真言宗豊山派刊の「梵字入門第五版」250 冊を贈呈したと記事を書きました。令和3年2021年12月1日 「梵字入門」第5版 梵字のお手本書 https://fukushoji-horifune.net/blog/archives/10526 贈呈させて頂きました〇蔵司〇〇様からお礼のメール(茶色部分)を頂きました。書評とも言うべき内容で、ご許可を頂きましたのでアップ致します。心から感謝申し上げます。なお、私のお寺運営にもご意見を頂いています。
先日、田久保海誉先生より周誉先生の43回忌の追善のために発行された「梵字入門」を頂きました。誠に貴重な御本を頂き感謝しております。
私の母の実家が九州の真言宗のお寺であったため、梵字は子供の頃から見慣れていましたが、実際に筆をとって書き始めたのは5年半ほど前です。技術が幼稚なのか性格に問題があるのか、なかなか上達できませんが、高野山大学で先生に教わり、以後楽しく練習を続けています。
今は書店やアマゾンで梵字のマニュアルらしきものは簡単に入手できますが、本の全てが正確なサンスクリット語の知識に基づいているとは言えないようです。周誉先生の時代は、教科書的な正しい入門書はまだ少なく、この本の出版も大事業だったのではないでしょうか。梵字学習者にとっては数少ない有難い本であったと想像できます。
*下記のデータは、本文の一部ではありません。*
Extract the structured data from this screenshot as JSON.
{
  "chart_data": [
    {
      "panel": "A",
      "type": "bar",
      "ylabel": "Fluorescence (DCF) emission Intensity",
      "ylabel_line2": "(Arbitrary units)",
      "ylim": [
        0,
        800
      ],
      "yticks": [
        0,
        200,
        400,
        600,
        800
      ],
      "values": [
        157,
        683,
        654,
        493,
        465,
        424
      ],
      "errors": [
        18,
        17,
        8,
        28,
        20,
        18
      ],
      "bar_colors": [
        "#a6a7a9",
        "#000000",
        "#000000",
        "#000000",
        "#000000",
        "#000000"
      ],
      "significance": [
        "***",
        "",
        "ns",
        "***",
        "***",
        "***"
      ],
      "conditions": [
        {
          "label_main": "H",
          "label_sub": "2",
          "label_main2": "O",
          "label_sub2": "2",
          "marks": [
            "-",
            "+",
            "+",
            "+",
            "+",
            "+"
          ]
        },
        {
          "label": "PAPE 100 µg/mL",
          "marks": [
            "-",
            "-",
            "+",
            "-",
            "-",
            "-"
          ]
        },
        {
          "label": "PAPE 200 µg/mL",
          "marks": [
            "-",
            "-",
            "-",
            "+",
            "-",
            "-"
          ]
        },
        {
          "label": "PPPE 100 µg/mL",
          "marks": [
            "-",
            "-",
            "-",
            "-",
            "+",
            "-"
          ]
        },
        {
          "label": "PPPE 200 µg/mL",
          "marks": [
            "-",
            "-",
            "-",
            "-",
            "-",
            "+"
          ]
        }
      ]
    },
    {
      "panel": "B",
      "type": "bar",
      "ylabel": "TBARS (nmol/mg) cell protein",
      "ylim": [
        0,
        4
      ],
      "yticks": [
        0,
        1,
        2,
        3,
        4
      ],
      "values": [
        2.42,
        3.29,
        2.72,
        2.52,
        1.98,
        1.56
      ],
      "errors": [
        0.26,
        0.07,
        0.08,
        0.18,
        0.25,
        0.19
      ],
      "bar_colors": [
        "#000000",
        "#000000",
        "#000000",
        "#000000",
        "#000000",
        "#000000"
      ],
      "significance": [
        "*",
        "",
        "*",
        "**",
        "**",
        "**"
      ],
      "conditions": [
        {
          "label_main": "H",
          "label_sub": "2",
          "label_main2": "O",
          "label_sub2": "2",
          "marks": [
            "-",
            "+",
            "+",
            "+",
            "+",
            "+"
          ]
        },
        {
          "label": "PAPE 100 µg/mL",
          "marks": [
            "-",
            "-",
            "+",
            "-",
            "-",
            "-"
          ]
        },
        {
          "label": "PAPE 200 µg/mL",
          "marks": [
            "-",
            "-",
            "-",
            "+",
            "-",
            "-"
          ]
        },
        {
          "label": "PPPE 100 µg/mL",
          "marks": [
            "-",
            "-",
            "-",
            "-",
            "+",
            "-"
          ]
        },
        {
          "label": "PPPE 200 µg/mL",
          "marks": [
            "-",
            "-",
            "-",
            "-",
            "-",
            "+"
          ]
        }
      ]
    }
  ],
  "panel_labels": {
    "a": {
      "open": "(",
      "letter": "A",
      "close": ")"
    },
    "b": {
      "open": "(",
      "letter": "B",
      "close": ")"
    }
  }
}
字体は慈雲流のようで、内容は初心者に良く分かるよう丁寧に説明がされていて、後半には種々のご真言も掲載されていますから、中級の人も学べるような内容と思いました。この本だけで梵字を独学するのは厳しいかもしれませんが、梵字習得も元々は師匠からの教えあってのものですから、周誉先生はきっと大勢の僧侶にご指導されたことと、その並々ならぬ情熱やサンスクリット語の知識に驚かされます。
この本で学んだ先人の方々の努力は私の比ではないでしょうが、梵字がインドから中国に伝播して最後に空海によって日本に辿り着き、現在は日本にしか残っていないという古い歴史を考えると、僧侶以外の人々が興味を持って鑑賞するだけでも、大きい意味があるように思います。
周誉先生はこの本を執筆された昭和45年、何を考えながら原稿を書いておられたのでしょう。慈雲流のようですから、やはり慈雲尊者を思いながら執筆しておられたのか、想像すると感慨深いものがあります。
思えば世界の四大文明は全て特有の文字を持っていましたが、文字の持つ宇宙観というものを慈雲尊者など梵字悉曇研究者たちは知っていたのでしょうか。
彼らは書道としての梵字の書法確立に努めただけでなく、サンスクリット語の研究に努め、それが宗教的精神の高さと相俟って、優れた業績を残されたのだと思います。
十三仏種字など梵字は一文字一文字に仏教的意味があることがあり、それは仏像に匹敵するようなビジュアル系のシンボルとも言えそうです。梵字には文字そのものが持つアートとしての美があるだけでなく、見る人によっては救いや祈りとなるかもしれません。
周誉先生もそうですが、梵字悉曇学の先人は、狭い道に分け入り、高みを極めるために命をかけて進んだ、その先に珠玉の喜びがあったと想像できます。
百年以上の時を経てなお、慈雲などの梵字悉曇学者没後に多くの有能な継承者たちが、秀でた手腕をもってその伝承に尽力されました。そして、二十一世紀の現代まで日本仏教の中でこの独特の文字が生き続けているという点に、宗教的極み、普遍の精神性を感じずにはいられません。